We walked in silence for a few minutes, heading nowhere in particular, passing by trailer after trailer as performers came and went following the show. It wasn’t exactly private, but no one paid us much attention. In fact, most people steered clear of Gabriel.

“What’s on your mind?” he said after a few minutes.

“I wanted to talk about what happened the other night, and talk about us,” I said softly.

He nodded. “Yeah, I wanted to talk to you about that too.”

I looked over at him. His face was serious. He kept his head down, his hands stuffed in his pockets. Apparently, neither of us knew how to begin because we shuffled along until we reached the picnic table. I leaned against the side of the table while he stood in front of me at a safe distance.

“Listen, Ari.
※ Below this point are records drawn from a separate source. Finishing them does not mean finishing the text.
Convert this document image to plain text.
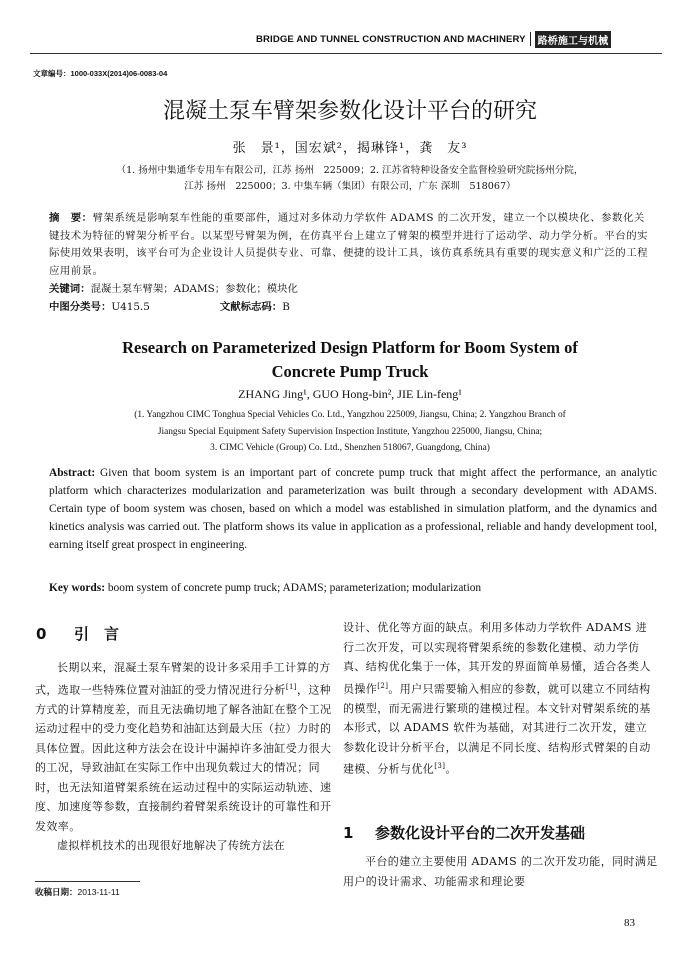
BRIDGE AND TUNNEL CONSTRUCTION AND MACHINERY	路桥施工与机械
文章编号：1000-033X(2014)06-0083-04
混凝土泵车臂架参数化设计平台的研究
张　景¹，国宏斌²，揭琳锋¹，龚　友³
（1. 扬州中集通华专用车有限公司，江苏 扬州　225009；2. 江苏省特种设备安全监督检验研究院扬州分院，
江苏 扬州　225000；3. 中集车辆（集团）有限公司，广东 深圳　518067）
摘　要：臂架系统是影响泵车性能的重要部件，通过对多体动力学软件 ADAMS 的二次开发，建立一个以模块化、参数化关键技术为特征的臂架分析平台。以某型号臂架为例，在仿真平台上建立了臂架的模型并进行了运动学、动力学分析。平台的实际使用效果表明，该平台可为企业设计人员提供专业、可靠、便捷的设计工具，该仿真系统具有重要的现实意义和广泛的工程应用前景。
关键词：混凝土泵车臂架；ADAMS；参数化；模块化
中图分类号：U415.5	文献标志码：B
Research on Parameterized Design Platform for Boom System of
Concrete Pump Truck
ZHANG Jing¹, GUO Hong-bin², JIE Lin-feng¹
(1. Yangzhou CIMC Tonghua Special Vehicles Co. Ltd., Yangzhou 225009, Jiangsu, China; 2. Yangzhou Branch of
Jiangsu Special Equipment Safety Supervision Inspection Institute, Yangzhou 225000, Jiangsu, China;
3. CIMC Vehicle (Group) Co. Ltd., Shenzhen 518067, Guangdong, China)
Abstract: Given that boom system is an important part of concrete pump truck that might affect the performance, an analytic platform which characterizes modularization and parameterization was built through a secondary development with ADAMS. Certain type of boom system was chosen, based on which a model was established in simulation platform, and the dynamics and kinetics analysis was carried out. The platform shows its value in application as a professional, reliable and handy development tool, earning itself great prospect in engineering.
Key words: boom system of concrete pump truck; ADAMS; parameterization; modularization
0 引　言

长期以来，混凝土泵车臂架的设计多采用手工计算的方式，选取一些特殊位置对油缸的受力情况进行分析[1]，这种方式的计算精度差，而且无法确切地了解各油缸在整个工况运动过程中的受力变化趋势和油缸达到最大压（拉）力时的具体位置。因此这种方法会在设计中漏掉许多油缸受力很大的工况，导致油缸在实际工作中出现负载过大的情况；同时，也无法知道臂架系统在运动过程中的实际运动轨迹、速度、加速度等参数，直接制约着臂架系统设计的可靠性和开发效率。

虚拟样机技术的出现很好地解决了传统方法在

设计、优化等方面的缺点。利用多体动力学软件 ADAMS 进行二次开发，可以实现将臂架系统的参数化建模、动力学仿真、结构优化集于一体，其开发的界面简单易懂，适合各类人员操作[2]。用户只需要输入相应的参数，就可以建立不同结构的模型，而无需进行繁琐的建模过程。本文针对臂架系统的基本形式，以 ADAMS 软件为基础，对其进行二次开发，建立参数化设计分析平台，以满足不同长度、结构形式臂架的自动建模、分析与优化[3]。

1 参数化设计平台的二次开发基础

平台的建立主要使用 ADAMS 的二次开发功能，同时满足用户的设计需求、功能需求和理论要

收稿日期：2013-11-11
83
You and I would never work,” he said, piercing me with his blue eyes.
Wait…. What?
This wasn’t how the conversation was supposed to go. He dug his toe into the dirt. “I was stupid to ask you out. I felt badly that you’d never been on a date, and you caught me in a moment of weakness.” He glanced up at me, and then dropped his head again.

“What are you saying?”

“A nice girl like you shouldn’t be with someone like me. There are things you don’t know. Things you wouldn’t like.”

“Just try me, Gabriel.” I shifted my weight uncomfortably but held him with my eyes. “I know you’re not a bad guy; I can see through all this.” I waved my arms in front of me. He pushed a mound of dirt aside with his shoe. Even with his height and tattoos, he could still seem so vulnerable sometimes. I couldn’t believe that I’d ever been afraid of him.

“It’s more than that. We can’t be together,” he said.

“Tell me then, what else is it?”

He stood looking at me for a moment longer and I grew restless waiting for him to say something, anything. I didn’t like that he was taking his time. He was so collected. I could almost see him making a decision, one I knew I wouldn’t like.

I jumped in, trying to distract him. “Why can’t you just be the Gabriel I get sometimes, when you’re gentle and when you open up to me? I get these flashes of the real you, the one you try to keep hidden from everyone else.”